Guerlain – Abeille Royale Lotion i Secret de Purete

Pierwszym  produktem z gamy Abeille Royale marki Guerlain było serum mające działanie wygładzające i lekko napinające. Skóra po nim pięknie promieniała zdrowym blaskiem i świeżością. Ponadto faktycznie lekko napinał skórę jak po maseczce bankietowej, jak i działał na pory. Jednym słowem – był to i nadal jest – bardzo dobry produkt. Ze względu na swoje liftingujące właściwości, których jednak jeszcze nie potrzebuje, zrezygnowałam z kolejnego zakupu buteleczki i swoją uwagę przerzuciłam na lotion z tej gamy. Lotiony potrafią mieć spektakularne działanie, czasem są tak samo silne odżywczo jak serum, tyle, że ich konsystencja jest bardziej wodnista. Kiedyś używając lotion Shiseido Nutriperfect przekonałam się, że lotiony bardzo mi służą. I są na tyle dobre, że moja cera może się obejść bez stosowania tak treściwego serum.

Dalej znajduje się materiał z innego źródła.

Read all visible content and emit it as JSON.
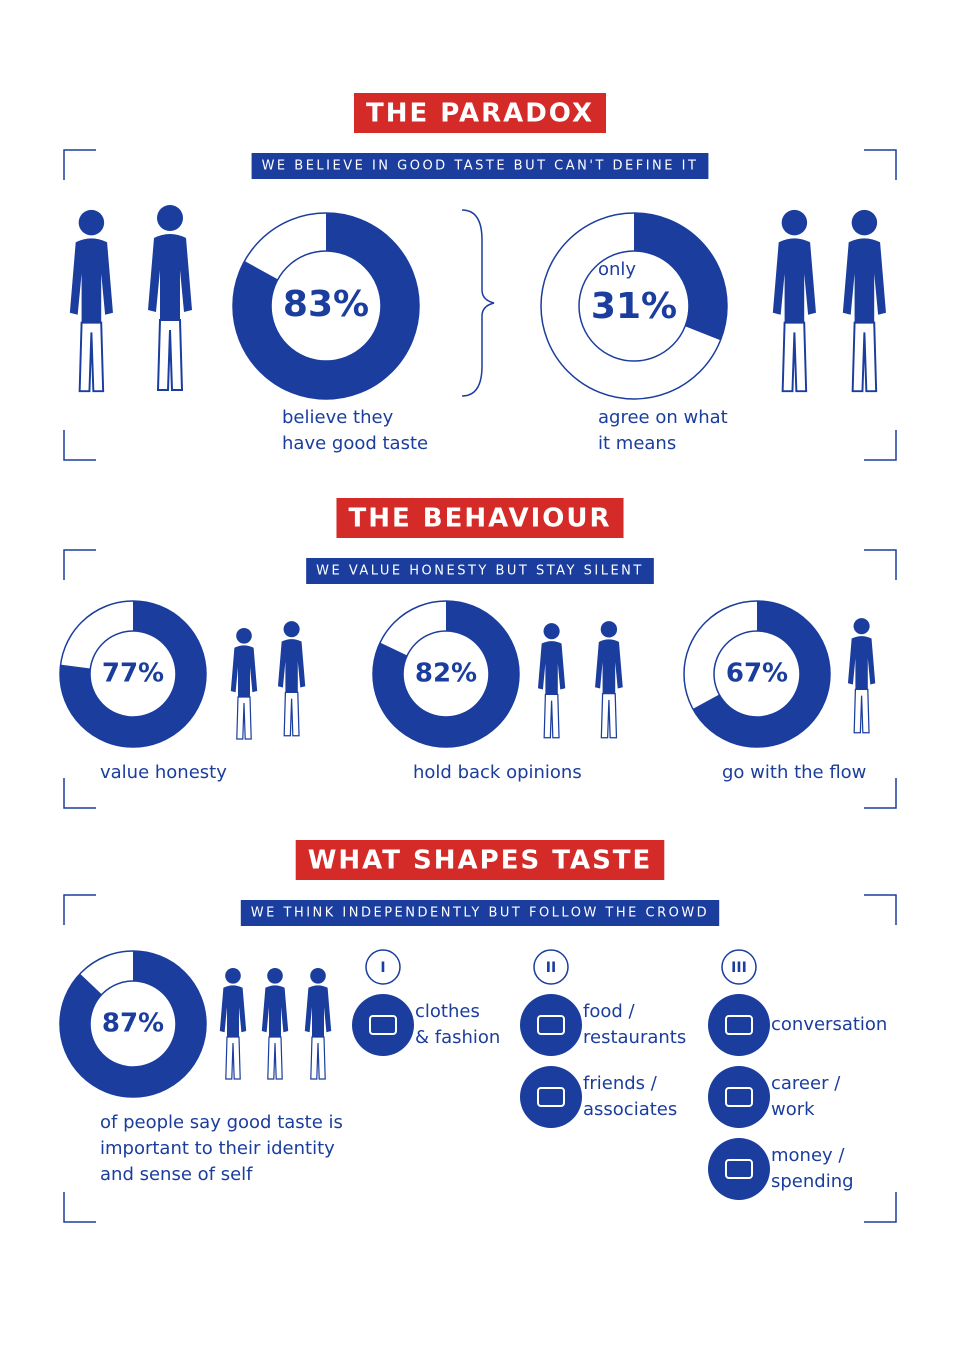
{
  "sections": [
    {
      "title": "THE PARADOX",
      "subtitle": "WE BELIEVE IN GOOD TASTE BUT CAN'T DEFINE IT",
      "stats": [
        {
          "value": 83,
          "value_label": "83%",
          "caption": [
            "believe they",
            "have good taste"
          ]
        },
        {
          "prefix": "only",
          "value": 31,
          "value_label": "31%",
          "caption": [
            "agree on what",
            "it means"
          ]
        }
      ]
    },
    {
      "title": "THE BEHAVIOUR",
      "subtitle": "WE VALUE HONESTY BUT STAY SILENT",
      "stats": [
        {
          "value": 77,
          "value_label": "77%",
          "caption": [
            "value honesty"
          ]
        },
        {
          "value": 82,
          "value_label": "82%",
          "caption": [
            "hold back opinions"
          ]
        },
        {
          "value": 67,
          "value_label": "67%",
          "caption": [
            "go with the flow"
          ]
        }
      ]
    },
    {
      "title": "WHAT SHAPES TASTE",
      "subtitle": "WE THINK INDEPENDENTLY BUT FOLLOW THE CROWD",
      "stats": [
        {
          "value": 87,
          "value_label": "87%",
          "caption": [
            "of people say good taste is",
            "important to their identity",
            "and sense of self"
          ]
        }
      ],
      "groups": [
        {
          "numeral": "I",
          "items": [
            [
              "clothes",
              "& fashion"
            ]
          ]
        },
        {
          "numeral": "II",
          "items": [
            [
              "food /",
              "restaurants"
            ],
            [
              "friends /",
              "associates"
            ]
          ]
        },
        {
          "numeral": "III",
          "items": [
            [
              "conversation"
            ],
            [
              "career /",
              "work"
            ],
            [
              "money /",
              "spending"
            ]
          ]
        }
      ]
    }
  ]
}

I tu produkt Abeille Royale bardzo mnie zawiódł. Wcale nie ma działania wygładzającego, ani tym bardziej napinającego, choć pod samą nazwą lotionu widnieje napis SMOOTHING. 

Używałam go rano i wieczorem, i nie było efektu nawilżenia, ani takiego welwetu na twarzy. Tak jak bym wzięła mleczko Kolastyna wymieszała z wodą pół na pół i myślę, że efekt byłby dokładnie taki sam. Ot taki demakijaż, który za za zadanie zetrzeć kurz z naszej cery:) I choć moja mieszana cera nie potrzebuje mega nawilżenia, to co dopiero będzie przy cerze suchej? Produkt może okazać się klapą.
Cena jaką nam przyjdzie zapłacić za 145 ml to 229 zł. Ja wydałam połowę mniej w sklepie internetowym.
Kolejnym słabym produktem z Guerlain jest pianka do mycia twarzy Secret de Purete.

Czy ktoś  kojarzy mleczko z tej serii..? Jeśli tak, to pewnie pamięta jego cudowne działanie nawilżające i nadające efekt satynowej cery. Z takimi oczekiwaniami podeszłam do pianki oczyszczającej, no ale niestety. Ten produkt to pomyłka. Nie domywa makijażu to raz, a dwa, że cera nie odczuwa ukojenia takiego, jakie czułam po mleczku Secret de Purete. Czy jest sens coś więcej pisać o produkcie, który nam nic nie daje..? Chyba to wystarczy.

Pianka kosztuje 199 zł w Sephorze, ja za swoją zapłaciłam połowę mniej w perfumerii internetowej.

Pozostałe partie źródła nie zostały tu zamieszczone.